L’institut a également organisé la première école d’été sur l’IA responsable et les droits humains puis la première conférence internationale avec des représentant·e·s d’organisations internationales, de la société civile et de nombreux·ses expert·e·s du milieu académique et des milieux de pratiques pour faire progresser l’intégration et la protection des droits humains dans les mécanismes de gouvernance de l’IA.

Le constat? Bon nombre d’acteur·rice·s au cœur de l’encadrement et du développement de l’IA sont mobilisé·e·s ou du moins à l’écoute. Mais les manières d’améliorer la situation ne sont pas toujours évidentes ni concrètes. Dans un contexte de développement technologique effréné, il est urgent de trouver des solutions.

Parmi celles-ci, la reddition de compte des entreprises s’avère indispensable.

 

Intégrer les droits humains dans le développement de l’IA

Alors que les obligations en matière de respect des droits humains – notamment en vertu du cadre international – incombent en priorité aux États, la montée en puissance du secteur privé nécessite d’imposer aussi des obligations aux entreprises.

C’est d’ailleurs l’objectif des Principes directeurs relatifs aux entreprises et aux droits de l’homme, émis par l’Organisation des Nations Unies (ONU). Or, ces principes n’ont pas de portée contraignante.

Il est donc nécessaire que toute nouvelle avenue d’encadrement ou de mise en œuvre des droits humains en IA envisage de manière complémentaire, voire intégrée, les secteurs privé et public pour atteindre ses objectifs.

De plus, il est urgent de créer des outils concrets qui favorisent la prise en compte des droits humains dans le développement et le déploiement des systèmes d’IA, et ce, tant au sein des gouvernements que des entreprises et des milieux de recherche. Si les juristes ont une aisance avec la gymnastique des droits humains, ce n’est pas toujours le cas des développeur·euse·s d’IA.

Ces dernier·ère·s doivent donc disposer d’outils adéquats pour s’assurer que les systèmes développés et déployés respectent ces droits qui demeurent souvent abstraits et complexes. 

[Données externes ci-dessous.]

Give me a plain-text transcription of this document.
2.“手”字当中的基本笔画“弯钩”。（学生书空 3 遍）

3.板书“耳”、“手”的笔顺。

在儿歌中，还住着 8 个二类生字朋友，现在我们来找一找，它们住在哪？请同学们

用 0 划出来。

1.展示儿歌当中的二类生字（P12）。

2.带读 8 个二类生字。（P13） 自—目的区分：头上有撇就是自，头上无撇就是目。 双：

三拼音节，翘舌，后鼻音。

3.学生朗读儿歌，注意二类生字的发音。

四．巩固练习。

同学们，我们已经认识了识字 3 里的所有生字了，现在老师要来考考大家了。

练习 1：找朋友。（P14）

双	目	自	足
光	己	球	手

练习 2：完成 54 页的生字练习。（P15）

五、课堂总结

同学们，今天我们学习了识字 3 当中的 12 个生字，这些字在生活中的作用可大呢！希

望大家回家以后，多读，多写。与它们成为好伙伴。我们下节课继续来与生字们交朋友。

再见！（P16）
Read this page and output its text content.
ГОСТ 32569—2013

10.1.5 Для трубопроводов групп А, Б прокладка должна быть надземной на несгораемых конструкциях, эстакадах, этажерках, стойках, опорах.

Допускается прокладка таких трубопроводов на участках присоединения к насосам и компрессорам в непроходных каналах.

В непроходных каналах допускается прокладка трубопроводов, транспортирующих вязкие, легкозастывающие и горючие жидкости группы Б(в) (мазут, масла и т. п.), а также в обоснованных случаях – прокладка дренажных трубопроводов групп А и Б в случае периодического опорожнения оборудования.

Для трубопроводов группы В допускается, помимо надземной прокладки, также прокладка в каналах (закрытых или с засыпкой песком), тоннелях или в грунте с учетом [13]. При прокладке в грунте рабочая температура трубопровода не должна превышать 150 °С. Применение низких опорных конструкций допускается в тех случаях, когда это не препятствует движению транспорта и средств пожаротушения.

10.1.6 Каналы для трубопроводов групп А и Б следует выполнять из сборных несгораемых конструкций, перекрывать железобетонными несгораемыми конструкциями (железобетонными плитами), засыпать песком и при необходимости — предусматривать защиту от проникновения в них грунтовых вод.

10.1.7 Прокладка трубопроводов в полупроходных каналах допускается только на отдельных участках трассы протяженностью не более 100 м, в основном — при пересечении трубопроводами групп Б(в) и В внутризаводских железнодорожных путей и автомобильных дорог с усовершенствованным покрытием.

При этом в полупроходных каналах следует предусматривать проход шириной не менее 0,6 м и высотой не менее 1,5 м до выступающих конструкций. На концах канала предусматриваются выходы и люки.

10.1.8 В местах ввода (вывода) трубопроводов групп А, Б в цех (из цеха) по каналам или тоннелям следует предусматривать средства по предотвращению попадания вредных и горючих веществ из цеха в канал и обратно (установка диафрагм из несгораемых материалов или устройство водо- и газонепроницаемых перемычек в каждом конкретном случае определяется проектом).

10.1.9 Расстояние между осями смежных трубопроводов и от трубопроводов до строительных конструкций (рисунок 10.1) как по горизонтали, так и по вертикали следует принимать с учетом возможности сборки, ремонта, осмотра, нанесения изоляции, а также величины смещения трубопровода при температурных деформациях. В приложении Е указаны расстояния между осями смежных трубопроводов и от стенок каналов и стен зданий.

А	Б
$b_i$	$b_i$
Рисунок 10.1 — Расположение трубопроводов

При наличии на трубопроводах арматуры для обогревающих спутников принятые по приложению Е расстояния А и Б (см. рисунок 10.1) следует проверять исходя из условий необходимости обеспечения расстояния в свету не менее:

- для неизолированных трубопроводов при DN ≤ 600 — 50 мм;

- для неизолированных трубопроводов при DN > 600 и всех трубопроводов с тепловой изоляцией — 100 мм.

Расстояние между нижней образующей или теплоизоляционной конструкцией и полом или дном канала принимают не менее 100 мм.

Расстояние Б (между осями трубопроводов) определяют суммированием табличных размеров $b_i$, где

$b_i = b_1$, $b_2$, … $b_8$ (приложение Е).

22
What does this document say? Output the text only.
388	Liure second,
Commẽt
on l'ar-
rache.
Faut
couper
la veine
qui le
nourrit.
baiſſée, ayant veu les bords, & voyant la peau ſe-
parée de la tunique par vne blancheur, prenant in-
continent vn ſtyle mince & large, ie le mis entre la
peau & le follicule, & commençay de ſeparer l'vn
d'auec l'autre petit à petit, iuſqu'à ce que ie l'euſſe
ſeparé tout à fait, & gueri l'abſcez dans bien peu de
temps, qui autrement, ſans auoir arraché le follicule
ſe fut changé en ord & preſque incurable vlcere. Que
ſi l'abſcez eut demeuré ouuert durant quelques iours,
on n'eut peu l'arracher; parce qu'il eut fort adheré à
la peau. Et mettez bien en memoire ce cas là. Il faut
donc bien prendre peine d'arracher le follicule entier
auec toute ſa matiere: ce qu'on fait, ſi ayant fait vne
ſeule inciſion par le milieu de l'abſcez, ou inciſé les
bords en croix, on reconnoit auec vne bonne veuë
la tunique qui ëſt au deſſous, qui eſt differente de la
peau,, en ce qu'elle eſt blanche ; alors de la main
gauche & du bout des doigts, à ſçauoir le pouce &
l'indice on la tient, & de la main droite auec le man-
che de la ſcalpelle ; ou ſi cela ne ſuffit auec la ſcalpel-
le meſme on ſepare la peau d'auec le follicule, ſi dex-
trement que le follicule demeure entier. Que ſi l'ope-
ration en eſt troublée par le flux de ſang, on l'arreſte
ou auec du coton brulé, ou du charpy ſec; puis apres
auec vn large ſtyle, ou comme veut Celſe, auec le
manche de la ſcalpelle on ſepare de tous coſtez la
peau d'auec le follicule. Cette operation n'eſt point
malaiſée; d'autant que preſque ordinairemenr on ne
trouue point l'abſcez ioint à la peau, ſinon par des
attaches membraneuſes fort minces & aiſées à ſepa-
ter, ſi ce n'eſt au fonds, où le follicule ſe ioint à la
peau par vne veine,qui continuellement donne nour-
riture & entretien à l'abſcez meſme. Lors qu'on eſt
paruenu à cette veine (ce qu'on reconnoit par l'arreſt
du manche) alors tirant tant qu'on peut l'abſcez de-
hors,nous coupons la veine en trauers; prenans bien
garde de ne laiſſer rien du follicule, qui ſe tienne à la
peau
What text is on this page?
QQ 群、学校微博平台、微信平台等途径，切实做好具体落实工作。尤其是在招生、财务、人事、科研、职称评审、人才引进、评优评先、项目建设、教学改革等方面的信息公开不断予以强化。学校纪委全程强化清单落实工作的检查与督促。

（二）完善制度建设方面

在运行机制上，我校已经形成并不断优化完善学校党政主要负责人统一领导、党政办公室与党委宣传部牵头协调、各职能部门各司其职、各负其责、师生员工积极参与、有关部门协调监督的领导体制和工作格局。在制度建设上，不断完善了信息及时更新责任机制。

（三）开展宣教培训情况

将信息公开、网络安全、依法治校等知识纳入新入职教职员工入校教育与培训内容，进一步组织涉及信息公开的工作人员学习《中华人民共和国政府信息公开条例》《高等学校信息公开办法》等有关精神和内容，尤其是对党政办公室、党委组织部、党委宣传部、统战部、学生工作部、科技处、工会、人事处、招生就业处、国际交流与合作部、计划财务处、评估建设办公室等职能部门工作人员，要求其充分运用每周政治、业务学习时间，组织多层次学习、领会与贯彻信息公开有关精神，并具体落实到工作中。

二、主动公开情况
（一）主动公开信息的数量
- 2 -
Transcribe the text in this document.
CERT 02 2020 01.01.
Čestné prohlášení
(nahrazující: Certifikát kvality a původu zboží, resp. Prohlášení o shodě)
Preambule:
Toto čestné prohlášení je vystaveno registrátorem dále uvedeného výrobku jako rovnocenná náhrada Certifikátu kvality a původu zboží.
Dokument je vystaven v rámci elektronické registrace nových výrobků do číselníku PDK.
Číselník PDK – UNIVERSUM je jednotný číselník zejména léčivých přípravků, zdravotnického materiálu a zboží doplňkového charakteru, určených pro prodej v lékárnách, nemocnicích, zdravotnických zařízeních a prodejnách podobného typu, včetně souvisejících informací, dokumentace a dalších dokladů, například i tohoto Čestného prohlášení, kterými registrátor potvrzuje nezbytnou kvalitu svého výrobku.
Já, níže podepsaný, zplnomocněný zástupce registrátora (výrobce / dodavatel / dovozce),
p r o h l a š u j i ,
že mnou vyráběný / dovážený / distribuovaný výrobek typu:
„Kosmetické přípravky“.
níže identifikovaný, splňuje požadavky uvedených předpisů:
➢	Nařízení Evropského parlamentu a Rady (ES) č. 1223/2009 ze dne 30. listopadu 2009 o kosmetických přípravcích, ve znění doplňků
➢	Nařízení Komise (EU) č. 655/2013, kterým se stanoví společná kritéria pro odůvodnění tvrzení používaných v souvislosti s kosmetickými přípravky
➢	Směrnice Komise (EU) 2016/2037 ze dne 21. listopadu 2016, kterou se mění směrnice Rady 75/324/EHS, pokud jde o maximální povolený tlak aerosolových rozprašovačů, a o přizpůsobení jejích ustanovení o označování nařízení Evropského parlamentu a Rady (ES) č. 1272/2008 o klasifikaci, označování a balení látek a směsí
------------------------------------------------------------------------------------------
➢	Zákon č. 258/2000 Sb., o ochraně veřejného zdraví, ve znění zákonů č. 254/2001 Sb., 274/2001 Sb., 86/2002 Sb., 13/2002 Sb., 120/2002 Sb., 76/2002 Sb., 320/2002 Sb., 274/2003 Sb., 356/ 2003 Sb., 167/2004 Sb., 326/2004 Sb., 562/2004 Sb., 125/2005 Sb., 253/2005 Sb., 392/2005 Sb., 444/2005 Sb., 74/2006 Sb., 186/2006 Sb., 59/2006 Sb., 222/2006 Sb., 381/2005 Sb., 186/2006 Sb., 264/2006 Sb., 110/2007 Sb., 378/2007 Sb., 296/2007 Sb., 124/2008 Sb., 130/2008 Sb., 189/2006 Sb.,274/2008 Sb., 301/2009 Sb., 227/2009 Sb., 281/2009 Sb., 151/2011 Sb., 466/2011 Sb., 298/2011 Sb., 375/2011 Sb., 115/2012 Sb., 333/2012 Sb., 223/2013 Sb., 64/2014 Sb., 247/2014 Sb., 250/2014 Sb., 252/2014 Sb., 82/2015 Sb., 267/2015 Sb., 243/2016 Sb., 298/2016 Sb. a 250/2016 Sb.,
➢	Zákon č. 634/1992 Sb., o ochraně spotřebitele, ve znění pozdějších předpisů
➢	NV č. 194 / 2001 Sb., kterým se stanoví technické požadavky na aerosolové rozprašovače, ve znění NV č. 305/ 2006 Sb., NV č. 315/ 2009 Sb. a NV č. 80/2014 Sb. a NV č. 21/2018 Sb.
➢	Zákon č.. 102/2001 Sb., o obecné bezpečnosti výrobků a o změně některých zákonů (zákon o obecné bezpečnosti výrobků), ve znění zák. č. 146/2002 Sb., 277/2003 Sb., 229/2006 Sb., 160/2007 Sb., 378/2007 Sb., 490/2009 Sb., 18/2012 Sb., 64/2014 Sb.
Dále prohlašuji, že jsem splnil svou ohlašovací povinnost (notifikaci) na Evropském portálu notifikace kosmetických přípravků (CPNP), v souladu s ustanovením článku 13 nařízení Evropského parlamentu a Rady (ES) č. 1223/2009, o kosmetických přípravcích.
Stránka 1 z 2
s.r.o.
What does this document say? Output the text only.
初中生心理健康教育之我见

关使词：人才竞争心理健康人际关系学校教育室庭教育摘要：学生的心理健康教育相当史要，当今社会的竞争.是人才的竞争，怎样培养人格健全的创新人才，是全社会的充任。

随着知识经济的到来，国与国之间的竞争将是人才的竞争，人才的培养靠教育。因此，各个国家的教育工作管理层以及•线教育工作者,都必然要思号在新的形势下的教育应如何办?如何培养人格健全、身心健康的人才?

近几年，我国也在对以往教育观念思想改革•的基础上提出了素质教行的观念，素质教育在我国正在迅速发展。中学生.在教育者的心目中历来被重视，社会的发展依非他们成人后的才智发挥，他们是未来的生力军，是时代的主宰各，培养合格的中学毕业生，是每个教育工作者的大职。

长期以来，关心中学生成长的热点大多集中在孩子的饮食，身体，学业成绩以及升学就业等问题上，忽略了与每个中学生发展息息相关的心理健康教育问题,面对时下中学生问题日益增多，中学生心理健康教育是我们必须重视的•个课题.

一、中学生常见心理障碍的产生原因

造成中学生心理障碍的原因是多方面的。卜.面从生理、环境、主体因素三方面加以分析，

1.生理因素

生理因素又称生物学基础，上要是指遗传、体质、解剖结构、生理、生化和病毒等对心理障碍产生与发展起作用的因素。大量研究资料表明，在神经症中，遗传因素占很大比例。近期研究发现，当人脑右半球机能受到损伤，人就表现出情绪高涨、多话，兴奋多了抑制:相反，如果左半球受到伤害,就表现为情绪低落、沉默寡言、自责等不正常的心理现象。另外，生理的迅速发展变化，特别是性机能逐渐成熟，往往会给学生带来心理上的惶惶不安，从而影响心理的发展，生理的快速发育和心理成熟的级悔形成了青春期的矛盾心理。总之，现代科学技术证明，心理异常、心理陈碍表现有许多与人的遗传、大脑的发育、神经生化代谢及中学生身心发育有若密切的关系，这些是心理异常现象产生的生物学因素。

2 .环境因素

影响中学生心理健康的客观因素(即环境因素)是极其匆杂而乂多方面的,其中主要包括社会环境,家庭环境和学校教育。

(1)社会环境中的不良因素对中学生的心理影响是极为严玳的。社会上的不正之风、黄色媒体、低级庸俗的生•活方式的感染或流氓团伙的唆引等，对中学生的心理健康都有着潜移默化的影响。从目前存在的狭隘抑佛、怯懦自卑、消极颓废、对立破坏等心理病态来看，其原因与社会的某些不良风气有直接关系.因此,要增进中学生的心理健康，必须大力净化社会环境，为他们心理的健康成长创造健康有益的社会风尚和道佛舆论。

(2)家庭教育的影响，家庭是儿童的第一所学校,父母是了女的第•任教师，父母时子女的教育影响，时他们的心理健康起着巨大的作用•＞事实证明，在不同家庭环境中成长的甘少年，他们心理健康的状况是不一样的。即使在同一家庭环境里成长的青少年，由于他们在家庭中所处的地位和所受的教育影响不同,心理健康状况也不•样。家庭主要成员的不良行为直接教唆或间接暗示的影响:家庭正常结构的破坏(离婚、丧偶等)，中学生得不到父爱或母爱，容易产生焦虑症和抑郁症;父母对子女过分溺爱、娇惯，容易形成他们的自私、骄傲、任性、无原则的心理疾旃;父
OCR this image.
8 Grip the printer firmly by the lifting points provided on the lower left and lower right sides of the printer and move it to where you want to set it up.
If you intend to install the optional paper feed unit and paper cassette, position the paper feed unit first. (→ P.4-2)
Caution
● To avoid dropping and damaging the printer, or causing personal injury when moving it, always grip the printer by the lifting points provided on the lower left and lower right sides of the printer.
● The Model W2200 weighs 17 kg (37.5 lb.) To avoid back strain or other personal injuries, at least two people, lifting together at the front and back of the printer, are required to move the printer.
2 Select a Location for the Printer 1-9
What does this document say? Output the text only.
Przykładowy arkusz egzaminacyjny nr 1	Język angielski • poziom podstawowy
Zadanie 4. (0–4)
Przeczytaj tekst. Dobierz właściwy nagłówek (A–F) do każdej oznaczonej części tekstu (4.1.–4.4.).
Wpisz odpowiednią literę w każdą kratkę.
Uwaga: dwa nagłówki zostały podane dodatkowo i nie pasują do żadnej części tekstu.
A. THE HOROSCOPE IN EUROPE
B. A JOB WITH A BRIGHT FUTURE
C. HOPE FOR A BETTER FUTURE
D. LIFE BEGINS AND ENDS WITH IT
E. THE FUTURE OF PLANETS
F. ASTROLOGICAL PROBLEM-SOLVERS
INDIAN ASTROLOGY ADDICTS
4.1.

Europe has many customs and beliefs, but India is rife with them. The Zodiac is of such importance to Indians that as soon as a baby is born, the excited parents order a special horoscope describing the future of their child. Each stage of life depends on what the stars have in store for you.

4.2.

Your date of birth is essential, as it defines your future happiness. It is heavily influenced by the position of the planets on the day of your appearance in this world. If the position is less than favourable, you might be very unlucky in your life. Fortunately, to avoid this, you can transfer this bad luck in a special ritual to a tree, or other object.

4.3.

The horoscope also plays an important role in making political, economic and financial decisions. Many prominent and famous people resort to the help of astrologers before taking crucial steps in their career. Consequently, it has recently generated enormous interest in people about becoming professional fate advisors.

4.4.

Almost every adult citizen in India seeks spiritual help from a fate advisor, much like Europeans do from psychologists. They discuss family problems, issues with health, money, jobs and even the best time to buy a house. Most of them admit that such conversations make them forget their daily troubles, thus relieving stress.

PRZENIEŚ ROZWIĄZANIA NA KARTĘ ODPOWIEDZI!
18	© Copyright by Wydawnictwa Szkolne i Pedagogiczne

Un des outils prometteurs à cet égard est celui des « évaluations d’impacts sur les droits humains », qui définissent des paramètres et stratégies pour anticiper les impacts des projets d’IA sur les droits selon leurs caractéristiques propres (type d’IA, données utilisées, degré d’explicabilité, etc.) et secteurs d’application (santé, éducation, immigration, etc.).

Une fois ces impacts identifiés, les outils proposent la mise en œuvre de stratégies pour réduire les risques jusqu’à un degré jugé acceptable, et ce, avant le déploiement du système d’IA. 

Le Québec et le Canada doivent se doter de tels outils, fiables et adaptés à la réalité de l’IA, pour guider la communauté de l’IA et mieux protéger les droits humains.

Tout d’abord, une IA bénéfique à l’humain (ce qui doit être l’objectif des percées prometteuses en IA) ne peut aller à l’encontre des droits fondamentaux comme le droit à la vie, à l’égalité ou à la liberté. Ces droits font partie de la colonne vertébrale de l’IA responsable.

Aucun droit n’est absolu et des arbitrages entre différents droits au sein de la société ainsi qu’entre les intérêts individuels et collectifs doivent parfois être faits. Apprendre à gérer les tensions qui existent entre le respect de ces droits – comme celles entre le respect du droit à la vie privée et celui du droit à la vie, notamment dans le secteur de la santé – fait partie du défi que nous devons relever.

Les droits humains n’ont peut-être pas un effet aussi séduisant que l’innovation technologique, mais ils constituent l’une de nos boussoles les plus chèrement acquises et qui reste malheureusement menacée dans nos sociétés.